3.2 Proposer au MDDEP la formation d’un groupe de travail regroupant des professionnels de son ministère, des représentants d’associations de promoteurs ainsi que des représentants des Premières Nations et du public pour définir un mécanisme pour assurer l’accessibilité des résultats de suivis.
3.3 Proposer au MDDEP de présenter sur son site Internet les projets pour lesquels les résultats des suivis environnementaux sont publics ainsi que les projets qui ont reçu un certificat d’autorisation et pour lesquels des résultats de suivis environnementaux ne sont pas publics.

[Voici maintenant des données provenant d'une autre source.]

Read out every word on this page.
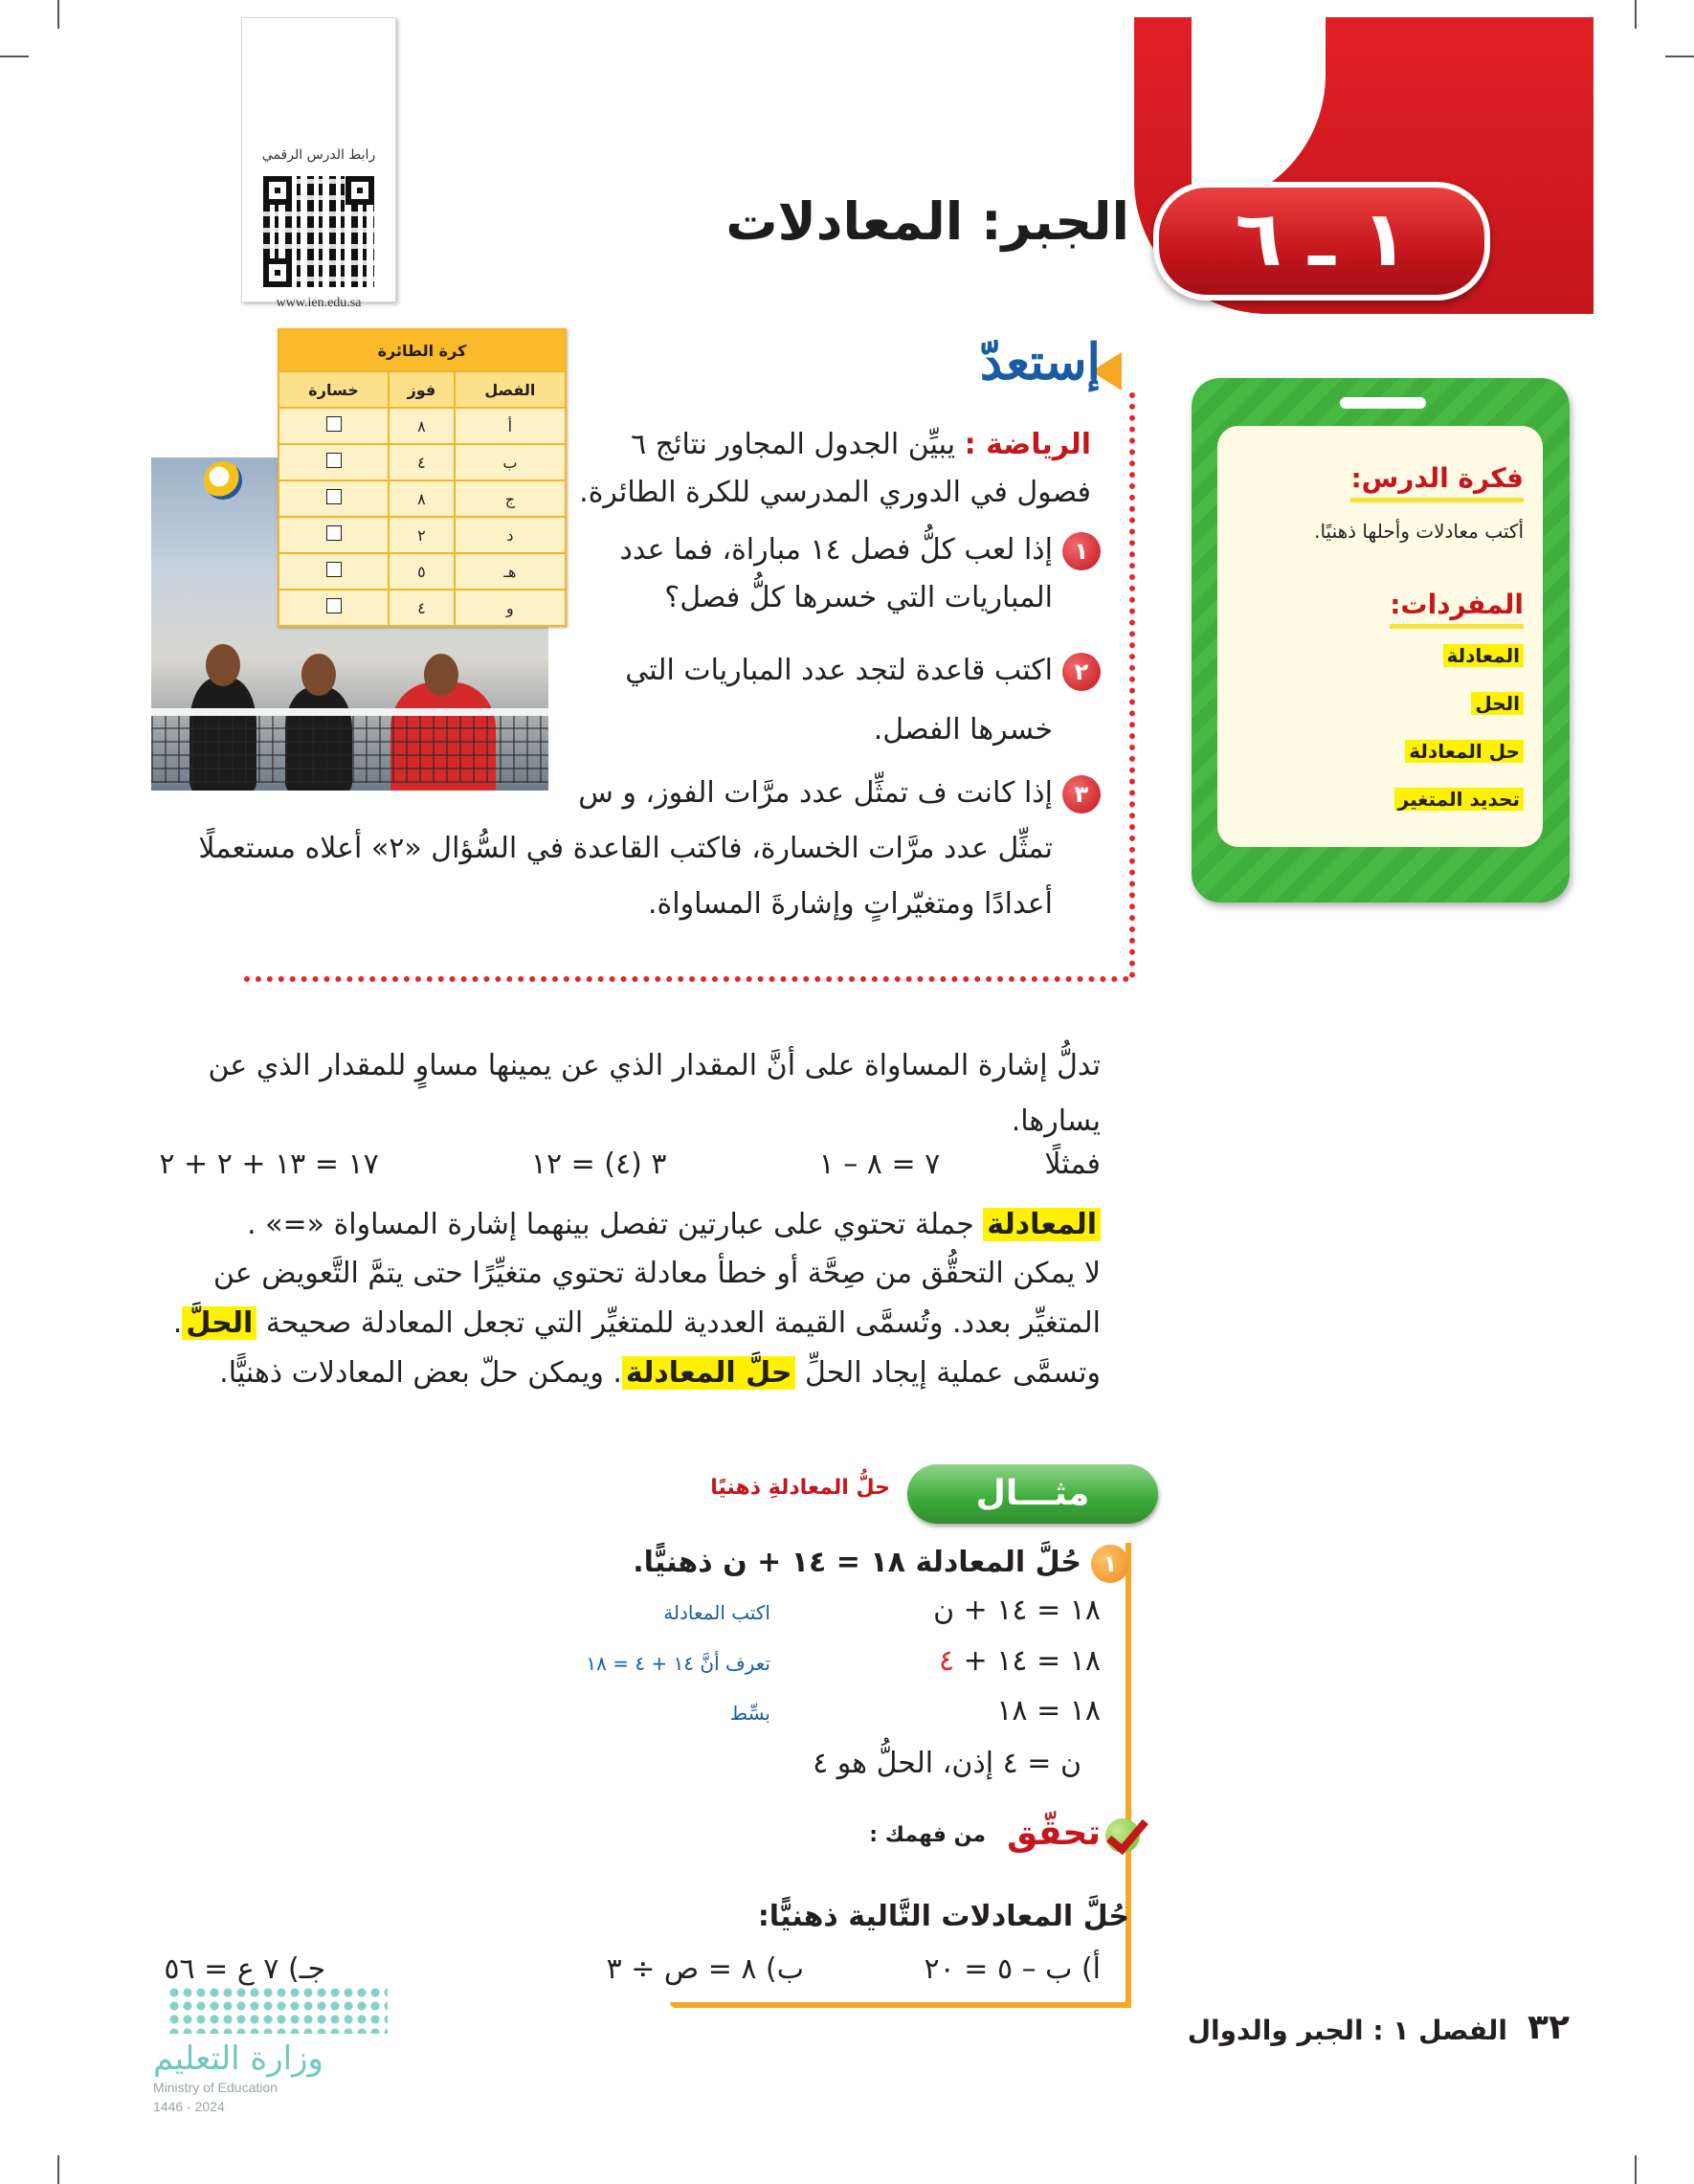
١ ـ ٦
الجبر: المعادلات
رابط الدرس الرقمي
www.ien.edu.sa
فكرة الدرس:
أكتب معادلات وأحلها ذهنيًا.
المفردات:
المعادلة
الحل
حل المعادلة
تحديد المتغير
إستعدّ
الرياضة : يبيِّن الجدول المجاور نتائج ٦
فصول في الدوري المدرسي للكرة الطائرة.
١إذا لعب كلُّ فصل ١٤ مباراة، فما عدد
المباريات التي خسرها كلُّ فصل؟
٢اكتب قاعدة لتجد عدد المباريات التي
خسرها الفصل.
٣إذا كانت ف تمثِّل عدد مرَّات الفوز، و س
تمثِّل عدد مرَّات الخسارة، فاكتب القاعدة في السُّؤال «٢» أعلاه مستعملًا
أعدادًا ومتغيّراتٍ وإشارةَ المساواة.
كرة الطائرة		
الفصل	فوز	خسارة
أ	٨	
ب	٤	
ج	٨	
د	٢	
هـ	٥	
و	٤	
تدلُّ إشارة المساواة على أنَّ المقدار الذي عن يمينها مساوٍ للمقدار الذي عن
يسارها.
فمثلًا  ٧ = ٨ – ١  ٣ (٤) = ١٢  ١٧ = ١٣ + ٢ + ٢
المعادلة جملة تحتوي على عبارتين تفصل بينهما إشارة المساواة «=» .
لا يمكن التحقُّق من صِحَّة أو خطأ معادلة تحتوي متغيِّرًا حتى يتمَّ التَّعويض عن
المتغيِّر بعدد. وتُسمَّى القيمة العددية للمتغيِّر التي تجعل المعادلة صحيحة الحلَّ.
وتسمَّى عملية إيجاد الحلِّ حلَّ المعادلة. ويمكن حلّ بعض المعادلات ذهنيًّا.
مثـــال
حلُّ المعادلةِ ذهنيًا
١حُلَّ المعادلة ١٨ = ١٤ + ن ذهنيًّا.
١٨ = ١٤ + ن
اكتب المعادلة
١٨ = ١٤ + ٤
تعرف أنَّ ١٤ + ٤ = ١٨
١٨ = ١٨
بسِّط
ن = ٤ إذن، الحلُّ هو ٤
تحقّق
من فهمك :
حُلَّ المعادلات التَّالية ذهنيًّا:
أ) ب – ٥ = ٢٠
ب) ٨ = ص ÷ ٣
جـ) ٧ ع = ٥٦
الفصل ١ : الجبر والدوال ٣٢
وزارة التعليم
Ministry of Education
2024 - 1446
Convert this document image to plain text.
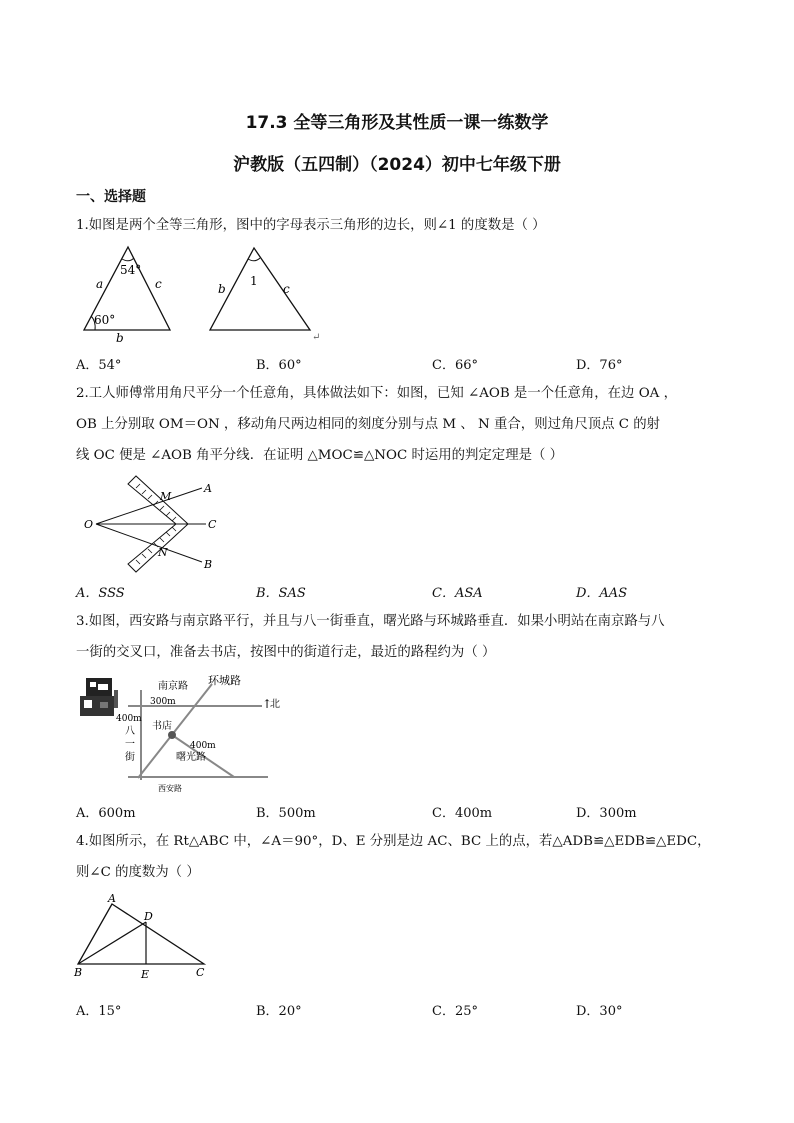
17.3 全等三角形及其性质一课一练数学
沪教版（五四制）（2024）初中七年级下册
一、选择题

1.如图是两个全等三角形，图中的字母表示三角形的边长，则∠1 的度数是（ ）

54°
60°
a	c
b
1
b	c
↵
A．54°	B．60°	C．66°	D．76°

2.工人师傅常用角尺平分一个任意角，具体做法如下：如图，已知 ∠AOB 是一个任意角，在边 OA ，

OB 上分别取 OM＝ON ，移动角尺两边相同的刻度分别与点 M 、 N 重合，则过角尺顶点 C 的射

线 OC 便是 ∠AOB 角平分线．在证明 △MOC≌△NOC 时运用的判定定理是（ ）

O
M
A
C
N
B
A．SSS	B．SAS	C．ASA	D．AAS

3.如图，西安路与南京路平行，并且与八一街垂直，曙光路与环城路垂直．如果小明站在南京路与八

一街的交叉口，准备去书店，按图中的街道行走，最近的路程约为（ ）

南京路 环城路
↑
北
300m
400m
八
一
街
书店
400m
曙光路
西安路
A．600m	B．500m	C．400m	D．300m

4.如图所示，在 Rt△ABC 中，∠A＝90°，D、E 分别是边 AC、BC 上的点，若△ADB≌△EDB≌△EDC，

则∠C 的度数为（ ）

A
D
B	E	C
A．15°	B．20°	C．25°	D．30°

Dans les deux cas, les exigences de suivis y étant présentées.
3.4 Sensibiliser le président du Bureau d’audiences publiques sur l’environnement (BAPE) et les comités appropriés issus de la Convention de la Baie-James et du Nord québécois (chapitres 22 et 23) à l’importance de traiter au cours de l’audience publique du suivi environnemental et des mécanismes de diffusion et d’accessibilité des résultats de ces suivis.
3.5 Faire des démarches auprès des associations de promoteurs pour réaliser des bilans de suivis environnementaux par filière. La présentation d’une analyse dépersonnalisée devrait réduire les craintes des promoteurs tout en offrant la perspective d’augmenter la pertinence des exigences gouvernementales.
Orientation stratégique no 4 :
Répondre aux besoins de formation en lien avec l’évaluation environnementale
4.1 Effectuer un sondage auprès des membres pour connaître leurs besoins en termes de formation.
4.2 Réaliser un atelier d’échange sur les points forts et faibles des études d’impacts produites au Québec avec tous les intervenants (praticiens et théoriciens, rédacteurs et réviseurs).
4.3 Constituer une liste des formations et des formateurs disponibles en lien avec l’évaluation environnementale, en faisant appel régulièrement aux membres pour garder à jour cette information.
4.4 Offrir les formations selon la demande et les capacités de l’AQÉI.